Verify the indicated function y=phi(x) is an explicit solution of the given equation. Consider the phi function as a solution of the differential equation and give at lease one interval I of definition.

[math](y-x)y'=y-x+8[/math] where [math]y=x+4\sqrt{x+2}[/math]

So the derivative is [math]y'=1+\frac{2}{\sqrt{x+2}}[/math]
and the LHS becomes [math](y-x)(1+\frac{2}{\sqrt{x+2}})=
y+\frac{2y}{\sqrt{x+2}}-x-\frac{2x}{\sqrt{x+2}}=[/math]

$$x+4\sqrt{x+2}+2(x+\frac{4 \sqrt{x+2}}{\sqrt{x+2}})-x-\frac{2}{\sqrt{x+2}}=4\sqrt{x+2}+2x+8-\frac{2x}{\sqrt{x+2}}$$

and the RHS becomes [math]y-x+8-x+4\sqrt{x+2}-x+8=4\sqrt{x+2}+8[/math]
which isn't equal but the answer key seems to think it is because it gives an interval of definition.

 

[MarkFL]

I agree that if:

$$y=x+4\sqrt{x+2}$$

then:

$$y'=1+\frac{2}{\sqrt{x+2}}$$

Now, let's look at the left side of the ODE:

$$(y-x)y'=\left(x+4\sqrt{x+2}-x \right)\left(1+\frac{2}{\sqrt{x+2}} \right)=4\sqrt{x+2}+8$$

And next, let's look at the right side:

$$y-x+8=x+4\sqrt{x+2}-x+8=4\sqrt{x+2}+8$$

This then shows that:

$$(y-x)y'=y-x+8$$

 

[Prove It]

Verify the indicated function y=phi(x) is an explicit solution of the given equation.
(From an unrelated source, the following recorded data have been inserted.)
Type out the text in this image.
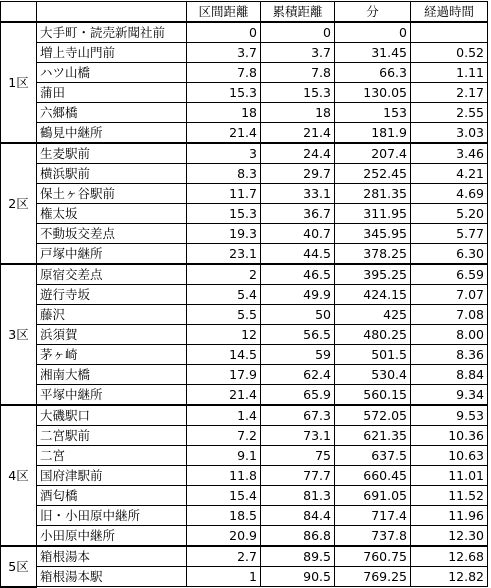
		区間距離	累積距離	分	経過時間
1区	大手町・読売新聞社前	0	0	0	
	増上寺山門前	3.7	3.7	31.45	0.52
	ハツ山橋	7.8	7.8	66.3	1.11
	蒲田	15.3	15.3	130.05	2.17
	六郷橋	18	18	153	2.55
	鶴見中継所	21.4	21.4	181.9	3.03
2区	生麦駅前	3	24.4	207.4	3.46
	横浜駅前	8.3	29.7	252.45	4.21
	保土ヶ谷駅前	11.7	33.1	281.35	4.69
	権太坂	15.3	36.7	311.95	5.20
	不動坂交差点	19.3	40.7	345.95	5.77
	戸塚中継所	23.1	44.5	378.25	6.30
3区	原宿交差点	2	46.5	395.25	6.59
	遊行寺坂	5.4	49.9	424.15	7.07
	藤沢	5.5	50	425	7.08
	浜須賀	12	56.5	480.25	8.00
	茅ヶ崎	14.5	59	501.5	8.36
	湘南大橋	17.9	62.4	530.4	8.84
	平塚中継所	21.4	65.9	560.15	9.34
4区	大磯駅口	1.4	67.3	572.05	9.53
	二宮駅前	7.2	73.1	621.35	10.36
	二宮	9.1	75	637.5	10.63
	国府津駅前	11.8	77.7	660.45	11.01
	酒匂橋	15.4	81.3	691.05	11.52
	旧・小田原中継所	18.5	84.4	717.4	11.96
	小田原中継所	20.9	86.8	737.8	12.30
5区	箱根湯本	2.7	89.5	760.75	12.68
	箱根湯本駅	1	90.5	769.25	12.82
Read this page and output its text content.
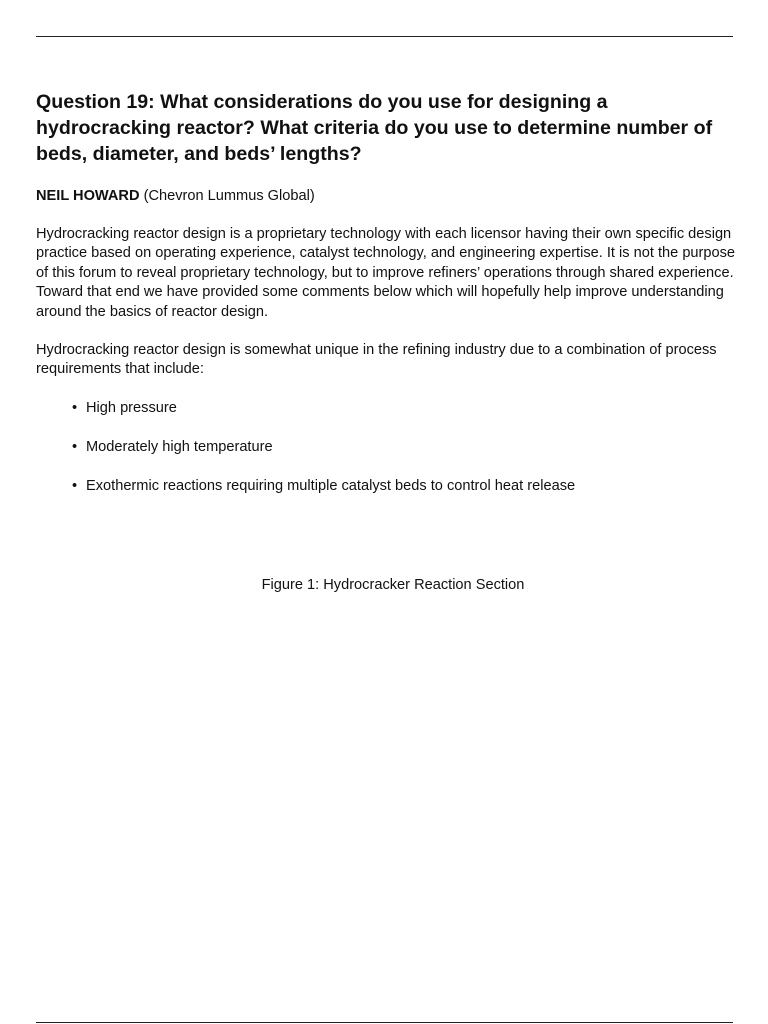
Question 19: What considerations do you use for designing a hydrocracking reactor? What criteria do you use to determine number of beds, diameter, and beds’ lengths?

NEIL HOWARD (Chevron Lummus Global)

Hydrocracking reactor design is a proprietary technology with each licensor having their own specific design practice based on operating experience, catalyst technology, and engineering expertise. It is not the purpose of this forum to reveal proprietary technology, but to improve refiners’ operations through shared experience. Toward that end we have provided some comments below which will hopefully help improve understanding around the basics of reactor design.

Hydrocracking reactor design is somewhat unique in the refining industry due to a combination of process requirements that include:

• High pressure
• Moderately high temperature
• Exothermic reactions requiring multiple catalyst beds to control heat release
Figure 1: Hydrocracker Reaction Section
Consider the phi function as a solution of the differential equation and give at lease one interval I of definition.

[math](y-x)y'=y-x+8[/math] where [math]y=x+4\sqrt{x+2}[/math]
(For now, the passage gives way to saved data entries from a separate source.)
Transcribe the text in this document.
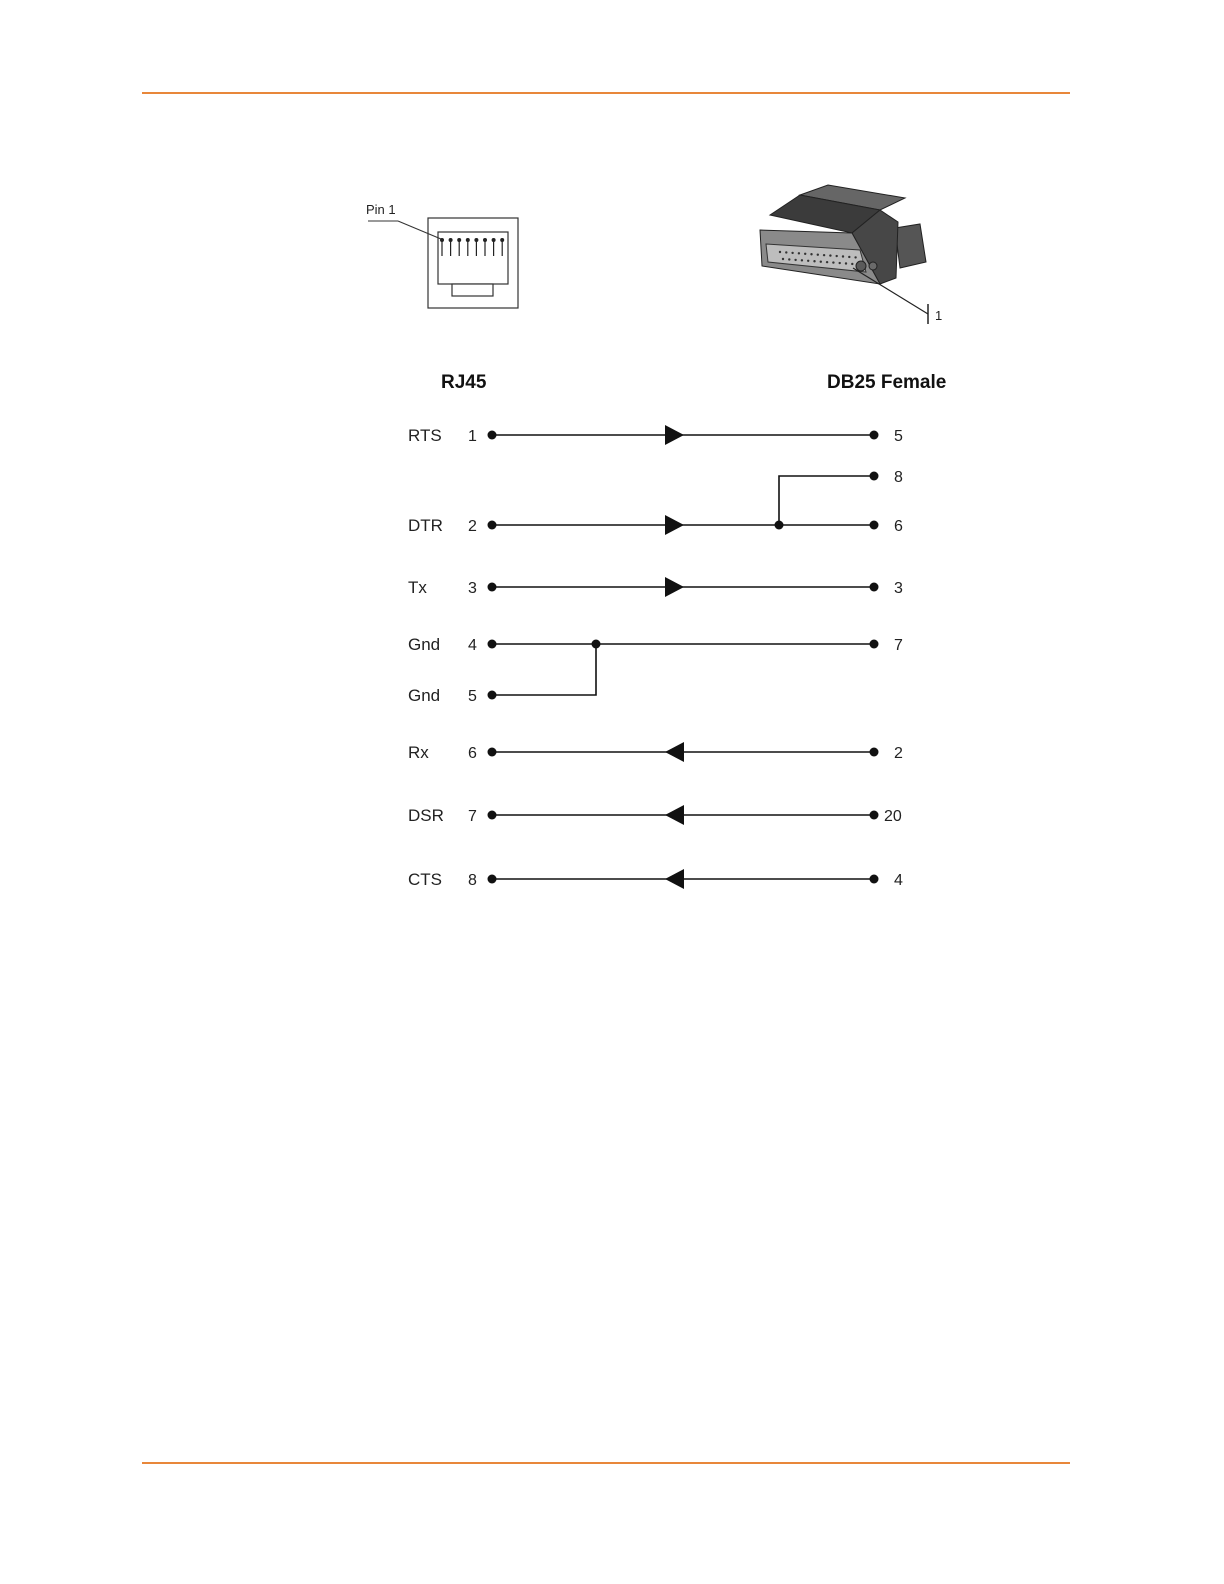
Pin 1
1
RJ45	DB25 Female
RTS 1	5
DTR 2	6
8
Tx	3	3
Gnd 4	7
Gnd 5
Rx 6	2
DSR 7	20
CTS 8	4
So the derivative is [math]y'=1+\frac{2}{\sqrt{x+2}}[/math]
and the LHS becomes [math](y-x)(1+\frac{2}{\sqrt{x+2}})=
y+\frac{2y}{\sqrt{x+2}}-x-\frac{2x}{\sqrt{x+2}}=[/math]

$$x+4\sqrt{x+2}+2(x+\frac{4 \sqrt{x+2}}{\sqrt{x+2}})-x-\frac{2}{\sqrt{x+2}}=4\sqrt{x+2}+2x+8-\frac{2x}{\sqrt{x+2}}$$

and the RHS becomes [math]y-x+8-x+4\sqrt{x+2}-x+8=4\sqrt{x+2}+8[/math]
which isn't equal but the answer key seems to think it is because it gives an interval of definition.
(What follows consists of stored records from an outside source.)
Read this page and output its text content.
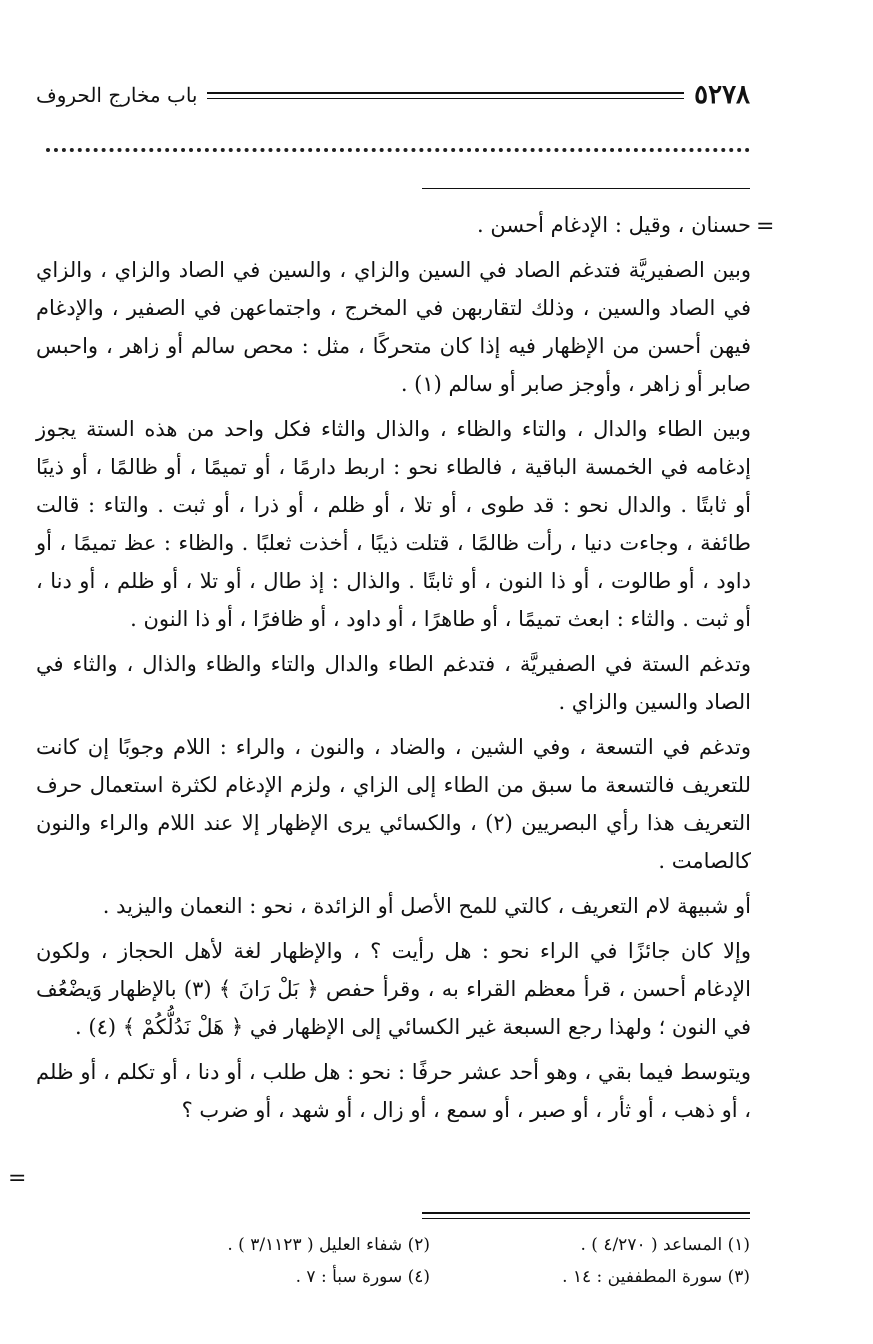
٥٢٧٨
باب مخارج الحروف
=

حسنان ، وقيل : الإدغام أحسن .

وبين الصفيريَّة فتدغم الصاد في السين والزاي ، والسين في الصاد والزاي ، والزاي في الصاد والسين ، وذلك لتقاربهن في المخرج ، واجتماعهن في الصفير ، والإدغام فيهن أحسن من الإظهار فيه إذا كان متحركًا ، مثل : محص سالم أو زاهر ، واحبس صابر أو زاهر ، وأوجز صابر أو سالم (١) .

وبين الطاء والدال ، والتاء والظاء ، والذال والثاء فكل واحد من هذه الستة يجوز إدغامه في الخمسة الباقية ، فالطاء نحو : اربط دارمًا ، أو تميمًا ، أو ظالمًا ، أو ذيبًا أو ثابتًا . والدال نحو : قد طوى ، أو تلا ، أو ظلم ، أو ذرا ، أو ثبت . والتاء : قالت طائفة ، وجاءت دنيا ، رأت ظالمًا ، قتلت ذيبًا ، أخذت ثعلبًا . والظاء : عظ تميمًا ، أو داود ، أو طالوت ، أو ذا النون ، أو ثابتًا . والذال : إذ طال ، أو تلا ، أو ظلم ، أو دنا ، أو ثبت . والثاء : ابعث تميمًا ، أو طاهرًا ، أو داود ، أو ظافرًا ، أو ذا النون .

وتدغم الستة في الصفيريَّة ، فتدغم الطاء والدال والتاء والظاء والذال ، والثاء في الصاد والسين والزاي .

وتدغم في التسعة ، وفي الشين ، والضاد ، والنون ، والراء : اللام وجوبًا إن كانت للتعريف فالتسعة ما سبق من الطاء إلى الزاي ، ولزم الإدغام لكثرة استعمال حرف التعريف هذا رأي البصريين (٢) ، والكسائي يرى الإظهار إلا عند اللام والراء والنون كالصامت .

أو شبيهة لام التعريف ، كالتي للمح الأصل أو الزائدة ، نحو : النعمان واليزيد .

وإلا كان جائزًا في الراء نحو : هل رأيت ؟ ، والإظهار لغة لأهل الحجاز ، ولكون الإدغام أحسن ، قرأ معظم القراء به ، وقرأ حفص ﴿ بَلْ رَانَ ﴾ (٣) بالإظهار وَيضْعُف في النون ؛ ولهذا رجع السبعة غير الكسائي إلى الإظهار في ﴿ هَلْ نَدُلُّكُمْ ﴾ (٤) .

ويتوسط فيما بقي ، وهو أحد عشر حرفًا : نحو : هل طلب ، أو دنا ، أو تكلم ، أو ظلم ، أو ذهب ، أو ثأر ، أو صبر ، أو سمع ، أو زال ، أو شهد ، أو ضرب ؟

=
(١) المساعد ( ٤/٢٧٠ ) .
(٢) شفاء العليل ( ٣/١١٢٣ ) .
(٣) سورة المطففين : ١٤ .
(٤) سورة سبأ : ٧ .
\displaystyle \begin{align*} \left( y - x \right) \, \frac{dy}{dx} &= y - x + 8 \end{align*}

If \displaystyle \begin{align*} y = x + 4\sqrt{x+2} \end{align*} then \displaystyle \begin{align*} \frac{dy}{dx} = 1 + \frac{2}{\sqrt{x + 2}} \end{align*} and so substituting into the DE we have:

\displaystyle \begin{align*} LHS &= \left( y - x \right) \, \frac{dy}{dx} \\ &= \left( x + 4\sqrt{x + 2} - x \right) \left( 1 + \frac{2}{\sqrt{x + 2}} \right) \\ &= x + \frac{2x}{\sqrt{x + 2}} + 4\sqrt{x + 2} + 8 - x - \frac{2x}{\sqrt{x + 2}} \\ &= \left( x + 4\sqrt{x + 2} \right) - x + 8 \\ &= y - x + 8 \\ &= RHS \end{align*}

 

[Prove It]

Another possibility is brute force, actually solving the DE:

\displaystyle \begin{align*} \left( y - x \right) \, \frac{dy}{dx} &= y - x + 8 \\ \frac{dy}{dx} &= \frac{y - x + 8}{y - x} \end{align*}

Make the substitution \displaystyle \begin{align*} u = y - x \implies \frac{du}{dx} = \frac{dy}{dx} - 1 \implies \frac{dy}{dx} = \frac{du}{dx} + 1 \end{align*} and the DE becomes

\displaystyle \begin{align*} \frac{dy}{dx} &= \frac{y - x + 8}{y - x} \\ \frac{du}{dx} + 1 &= \frac{u + 8}{u} \\ \frac{du}{dx} &= \frac{u + 8}{u} - 1 \\ \frac{du}{dx} &= \frac{8}{u} \\ u\,\frac{du}{dx} &= 8 \\ \int{ u\,\frac{du}{dx}\,dx} &= \int{8\,dx} \\ \int{u\,du} &= 8x + C_1 \\ \frac{1}{2}u^2 + C_2 &= 8x + C_1 \\ \frac{1}{2}u^2 &= 8x + C_1 - C_2 \\ u^2 &= 16x + C \textrm{ where } C = 2C_1 - 2C_2 \\ \left( y - x \right) ^2 &= 16x + C \\ y - x &= \sqrt{16x + C} \\ y &= x + \sqrt{16x + C} \end{align*}

Of course, your given function \displaystyle \begin{align*} y = x + 4\sqrt{x + 2} \end{align*} is the case where \displaystyle \begin{align*} C = 32 \end{align*}, thus your given function is a solution to the DE.